Clean the room and vacuum before starting your installation. Remove anything from the room that you don't need for the installation.
Caulk all joints in the room around windows, doors, outlets and seams in the wood.
Cut pieces of vapor barrier to a size you can handle and install it on the walls starting at the ceiling. Allow it to come down to floor level and leave about 3 inches of overlap on the floor.
Stretch the poly barrier to remove all wrinkles. Staple the top along the top edge near the ceiling. Continue to gently stretch the poly downward and staple every 2 feet along the room frame as you move downward. Don't concern yourself at this point about covering windows or outlets.
Cut another piece and repeat installation, allowing the next piece to overlap on the frame to make it easier to seal.
Cut out windows, doors and outlets after covering the entire room with poly barrier.
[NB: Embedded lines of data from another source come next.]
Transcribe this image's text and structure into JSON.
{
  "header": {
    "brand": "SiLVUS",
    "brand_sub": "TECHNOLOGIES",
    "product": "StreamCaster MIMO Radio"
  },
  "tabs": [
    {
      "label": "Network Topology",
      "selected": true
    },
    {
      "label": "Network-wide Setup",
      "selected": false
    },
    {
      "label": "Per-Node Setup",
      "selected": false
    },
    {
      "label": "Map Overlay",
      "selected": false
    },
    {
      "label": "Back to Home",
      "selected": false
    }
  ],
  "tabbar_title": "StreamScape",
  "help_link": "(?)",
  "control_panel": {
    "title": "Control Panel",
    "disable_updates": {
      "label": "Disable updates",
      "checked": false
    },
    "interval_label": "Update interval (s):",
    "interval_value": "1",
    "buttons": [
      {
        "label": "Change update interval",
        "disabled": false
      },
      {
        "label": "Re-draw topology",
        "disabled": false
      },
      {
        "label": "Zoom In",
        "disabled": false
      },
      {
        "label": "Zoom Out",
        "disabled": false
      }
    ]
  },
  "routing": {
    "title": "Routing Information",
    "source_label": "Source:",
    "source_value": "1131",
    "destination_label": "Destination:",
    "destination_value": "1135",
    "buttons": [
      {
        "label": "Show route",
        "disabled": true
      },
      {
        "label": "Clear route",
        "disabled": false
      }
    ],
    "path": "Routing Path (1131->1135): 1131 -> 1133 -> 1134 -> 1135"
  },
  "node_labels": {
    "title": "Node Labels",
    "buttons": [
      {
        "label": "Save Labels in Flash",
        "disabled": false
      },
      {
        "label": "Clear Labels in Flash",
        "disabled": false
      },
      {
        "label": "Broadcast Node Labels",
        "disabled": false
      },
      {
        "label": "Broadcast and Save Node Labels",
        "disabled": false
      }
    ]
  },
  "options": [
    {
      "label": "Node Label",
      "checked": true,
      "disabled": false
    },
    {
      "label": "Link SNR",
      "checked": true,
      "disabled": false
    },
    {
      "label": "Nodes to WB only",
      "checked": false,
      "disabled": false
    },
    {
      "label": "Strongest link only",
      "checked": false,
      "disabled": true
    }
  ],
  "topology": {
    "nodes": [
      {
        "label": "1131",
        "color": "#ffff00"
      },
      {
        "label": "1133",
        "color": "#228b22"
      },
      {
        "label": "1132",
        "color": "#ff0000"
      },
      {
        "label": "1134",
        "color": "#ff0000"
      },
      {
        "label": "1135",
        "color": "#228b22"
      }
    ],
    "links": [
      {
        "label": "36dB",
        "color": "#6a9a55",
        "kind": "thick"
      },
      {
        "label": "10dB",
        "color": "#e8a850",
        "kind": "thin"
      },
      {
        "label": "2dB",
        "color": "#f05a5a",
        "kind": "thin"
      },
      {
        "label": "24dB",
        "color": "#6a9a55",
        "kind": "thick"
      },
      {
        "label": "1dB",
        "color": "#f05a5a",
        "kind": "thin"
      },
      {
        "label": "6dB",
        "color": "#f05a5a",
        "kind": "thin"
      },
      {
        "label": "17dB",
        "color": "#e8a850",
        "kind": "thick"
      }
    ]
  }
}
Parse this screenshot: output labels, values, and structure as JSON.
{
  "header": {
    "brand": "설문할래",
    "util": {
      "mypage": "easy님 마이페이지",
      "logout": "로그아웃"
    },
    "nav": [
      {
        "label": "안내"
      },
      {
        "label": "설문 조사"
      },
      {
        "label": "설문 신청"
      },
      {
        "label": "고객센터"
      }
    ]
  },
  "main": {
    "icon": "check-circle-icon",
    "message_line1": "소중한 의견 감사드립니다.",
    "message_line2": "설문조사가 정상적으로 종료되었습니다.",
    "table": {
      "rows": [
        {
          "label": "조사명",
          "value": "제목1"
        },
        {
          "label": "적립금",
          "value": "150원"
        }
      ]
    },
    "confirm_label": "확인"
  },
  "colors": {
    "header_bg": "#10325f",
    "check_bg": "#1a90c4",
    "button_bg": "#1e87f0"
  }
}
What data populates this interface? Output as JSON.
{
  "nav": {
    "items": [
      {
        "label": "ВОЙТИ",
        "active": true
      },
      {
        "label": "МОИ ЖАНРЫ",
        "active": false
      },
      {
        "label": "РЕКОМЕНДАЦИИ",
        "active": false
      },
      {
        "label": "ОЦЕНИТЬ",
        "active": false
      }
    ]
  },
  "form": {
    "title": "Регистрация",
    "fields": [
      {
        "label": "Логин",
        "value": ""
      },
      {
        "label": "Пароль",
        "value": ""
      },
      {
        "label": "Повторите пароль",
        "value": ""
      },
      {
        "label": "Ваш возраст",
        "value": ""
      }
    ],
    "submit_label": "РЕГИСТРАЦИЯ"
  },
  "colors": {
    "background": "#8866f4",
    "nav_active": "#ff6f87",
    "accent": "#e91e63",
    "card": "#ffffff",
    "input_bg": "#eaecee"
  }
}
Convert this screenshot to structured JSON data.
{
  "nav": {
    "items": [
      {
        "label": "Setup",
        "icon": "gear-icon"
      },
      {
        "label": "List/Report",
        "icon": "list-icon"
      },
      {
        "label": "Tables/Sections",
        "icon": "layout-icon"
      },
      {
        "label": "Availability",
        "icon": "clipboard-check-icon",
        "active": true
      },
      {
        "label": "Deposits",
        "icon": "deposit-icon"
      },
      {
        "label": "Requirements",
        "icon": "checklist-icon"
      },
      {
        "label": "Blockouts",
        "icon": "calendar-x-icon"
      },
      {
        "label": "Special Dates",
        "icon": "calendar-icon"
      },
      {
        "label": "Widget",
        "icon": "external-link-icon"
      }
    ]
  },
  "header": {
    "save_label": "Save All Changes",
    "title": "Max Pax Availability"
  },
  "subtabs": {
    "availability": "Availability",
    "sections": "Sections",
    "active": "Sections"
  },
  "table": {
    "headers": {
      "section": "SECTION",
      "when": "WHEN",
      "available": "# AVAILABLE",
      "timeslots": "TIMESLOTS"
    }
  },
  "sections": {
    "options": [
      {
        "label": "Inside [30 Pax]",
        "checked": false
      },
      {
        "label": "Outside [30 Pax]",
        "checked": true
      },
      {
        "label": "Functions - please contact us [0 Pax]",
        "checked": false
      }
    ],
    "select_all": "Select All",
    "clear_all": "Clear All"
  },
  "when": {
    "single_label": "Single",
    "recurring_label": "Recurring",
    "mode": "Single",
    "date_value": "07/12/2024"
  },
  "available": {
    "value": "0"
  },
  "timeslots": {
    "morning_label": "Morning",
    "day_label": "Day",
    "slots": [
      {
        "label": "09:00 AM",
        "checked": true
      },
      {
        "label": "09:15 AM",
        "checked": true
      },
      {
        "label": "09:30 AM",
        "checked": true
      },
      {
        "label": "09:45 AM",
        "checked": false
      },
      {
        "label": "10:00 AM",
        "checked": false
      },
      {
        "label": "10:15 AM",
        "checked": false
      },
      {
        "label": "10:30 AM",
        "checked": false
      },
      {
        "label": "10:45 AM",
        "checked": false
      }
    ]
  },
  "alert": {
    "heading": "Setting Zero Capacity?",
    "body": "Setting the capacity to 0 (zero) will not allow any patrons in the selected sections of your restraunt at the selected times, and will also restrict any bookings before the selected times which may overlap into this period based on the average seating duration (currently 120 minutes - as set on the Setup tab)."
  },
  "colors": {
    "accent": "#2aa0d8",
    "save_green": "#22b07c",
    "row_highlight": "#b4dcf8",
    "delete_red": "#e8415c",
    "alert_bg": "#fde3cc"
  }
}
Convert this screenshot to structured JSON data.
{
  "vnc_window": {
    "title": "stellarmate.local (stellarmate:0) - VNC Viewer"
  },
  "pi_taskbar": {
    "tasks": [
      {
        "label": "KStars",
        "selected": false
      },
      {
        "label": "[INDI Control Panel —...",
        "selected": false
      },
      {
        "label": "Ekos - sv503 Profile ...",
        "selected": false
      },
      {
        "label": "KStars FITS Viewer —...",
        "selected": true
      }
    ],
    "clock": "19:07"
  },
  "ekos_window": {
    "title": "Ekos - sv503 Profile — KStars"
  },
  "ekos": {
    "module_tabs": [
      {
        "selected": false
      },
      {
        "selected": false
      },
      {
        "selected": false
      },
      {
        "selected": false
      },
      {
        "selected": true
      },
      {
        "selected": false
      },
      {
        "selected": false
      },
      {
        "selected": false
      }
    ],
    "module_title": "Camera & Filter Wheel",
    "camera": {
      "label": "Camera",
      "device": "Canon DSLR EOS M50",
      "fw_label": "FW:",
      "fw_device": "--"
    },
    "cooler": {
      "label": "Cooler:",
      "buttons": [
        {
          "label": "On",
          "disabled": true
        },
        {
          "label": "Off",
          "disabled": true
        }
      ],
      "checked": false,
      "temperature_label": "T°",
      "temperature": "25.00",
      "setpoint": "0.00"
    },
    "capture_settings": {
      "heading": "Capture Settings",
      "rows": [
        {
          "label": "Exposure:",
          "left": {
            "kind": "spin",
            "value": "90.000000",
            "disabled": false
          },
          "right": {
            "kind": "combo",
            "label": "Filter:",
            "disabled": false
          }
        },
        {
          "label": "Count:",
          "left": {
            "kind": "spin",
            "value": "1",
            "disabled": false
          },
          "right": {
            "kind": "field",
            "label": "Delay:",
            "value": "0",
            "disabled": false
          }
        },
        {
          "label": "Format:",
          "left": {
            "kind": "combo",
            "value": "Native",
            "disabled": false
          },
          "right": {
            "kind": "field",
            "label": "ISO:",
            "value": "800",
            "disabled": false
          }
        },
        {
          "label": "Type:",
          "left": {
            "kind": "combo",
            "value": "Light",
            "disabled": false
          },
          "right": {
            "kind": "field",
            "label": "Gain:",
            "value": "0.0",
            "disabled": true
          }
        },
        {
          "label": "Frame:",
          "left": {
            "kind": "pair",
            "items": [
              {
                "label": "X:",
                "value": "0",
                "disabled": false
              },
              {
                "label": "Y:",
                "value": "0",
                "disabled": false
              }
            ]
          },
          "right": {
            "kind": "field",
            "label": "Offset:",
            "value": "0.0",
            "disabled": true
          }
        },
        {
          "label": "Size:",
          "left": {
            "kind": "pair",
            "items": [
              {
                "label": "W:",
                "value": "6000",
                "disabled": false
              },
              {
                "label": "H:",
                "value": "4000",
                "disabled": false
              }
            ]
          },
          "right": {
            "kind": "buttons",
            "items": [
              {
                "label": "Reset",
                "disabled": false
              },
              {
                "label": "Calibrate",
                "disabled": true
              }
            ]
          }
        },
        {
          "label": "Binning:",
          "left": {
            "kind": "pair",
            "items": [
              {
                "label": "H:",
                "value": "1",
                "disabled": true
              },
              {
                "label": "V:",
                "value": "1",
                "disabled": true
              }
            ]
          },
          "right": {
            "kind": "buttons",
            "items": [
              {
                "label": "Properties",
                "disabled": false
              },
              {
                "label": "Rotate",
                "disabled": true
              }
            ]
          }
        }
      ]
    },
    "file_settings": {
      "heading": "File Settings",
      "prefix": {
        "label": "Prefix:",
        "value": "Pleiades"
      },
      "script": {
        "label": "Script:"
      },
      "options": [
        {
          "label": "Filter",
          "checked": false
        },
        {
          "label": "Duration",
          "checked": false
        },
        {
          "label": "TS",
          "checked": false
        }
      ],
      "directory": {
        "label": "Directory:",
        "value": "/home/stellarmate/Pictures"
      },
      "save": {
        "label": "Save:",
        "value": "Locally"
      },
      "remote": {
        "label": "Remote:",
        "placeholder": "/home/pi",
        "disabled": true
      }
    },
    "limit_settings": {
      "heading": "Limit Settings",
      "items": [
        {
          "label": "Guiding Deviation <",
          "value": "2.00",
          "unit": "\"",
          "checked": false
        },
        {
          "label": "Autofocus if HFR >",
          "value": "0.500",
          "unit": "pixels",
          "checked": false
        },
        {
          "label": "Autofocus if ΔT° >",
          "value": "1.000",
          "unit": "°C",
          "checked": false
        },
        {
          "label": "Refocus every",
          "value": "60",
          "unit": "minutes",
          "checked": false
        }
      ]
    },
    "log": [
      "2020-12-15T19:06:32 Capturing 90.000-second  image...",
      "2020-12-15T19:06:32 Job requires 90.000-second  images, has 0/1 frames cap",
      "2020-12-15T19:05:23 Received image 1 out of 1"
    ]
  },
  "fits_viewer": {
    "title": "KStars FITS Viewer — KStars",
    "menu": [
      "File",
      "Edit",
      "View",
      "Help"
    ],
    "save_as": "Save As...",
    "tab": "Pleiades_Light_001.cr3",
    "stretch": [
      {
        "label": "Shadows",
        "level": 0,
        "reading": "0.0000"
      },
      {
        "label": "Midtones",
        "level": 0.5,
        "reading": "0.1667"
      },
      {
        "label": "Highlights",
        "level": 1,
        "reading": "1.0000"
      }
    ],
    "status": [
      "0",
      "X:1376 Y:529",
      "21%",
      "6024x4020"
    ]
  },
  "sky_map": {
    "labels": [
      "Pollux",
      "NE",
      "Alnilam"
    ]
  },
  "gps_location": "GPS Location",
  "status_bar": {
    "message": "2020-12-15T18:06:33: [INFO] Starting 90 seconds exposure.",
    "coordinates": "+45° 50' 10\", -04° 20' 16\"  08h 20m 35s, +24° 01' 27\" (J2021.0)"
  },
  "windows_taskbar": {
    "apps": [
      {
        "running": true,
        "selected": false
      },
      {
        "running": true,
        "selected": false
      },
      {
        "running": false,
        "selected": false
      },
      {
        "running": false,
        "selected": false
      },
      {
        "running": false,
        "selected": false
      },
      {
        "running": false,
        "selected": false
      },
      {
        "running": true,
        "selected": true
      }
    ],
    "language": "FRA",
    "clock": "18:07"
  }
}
Place sheathing tape along the edges to seal as you cut.
Run a bead of caulk under the edge of poly in the corner where the walls meet the floor to seal at the floor level.
Follow the same guidelines to line the ceiling, allowing about 4 to 6 inches of poly to hang down along the walls for sealing. Use tape to seal the pieces on the ceiling to avoid the mess that eventually results from using acoustical caulk.
Add extra staples to prevent the poly barrier from sagging.
Install the poly barrier on the floor of your crawl space as described in Section 1. Lay the pieces of poly along the edge of the wall on the floor.
Allow the vapor barrier to come up the sides of the wall a foot or two. It is not necessary to bring it up the wall and leaving it along the edge of the wall where it meets the floor is acceptable. If you do extend it up the wall, make sure the wall is dry before doing so.
Overlap seams by about 6 inches. Seal them with the sheathing tape.
Seal the edges to the wall with adhesive, and weight down the vapor barrier with stones or bags of sand, which helps prevent moisture from coming into the crawl space.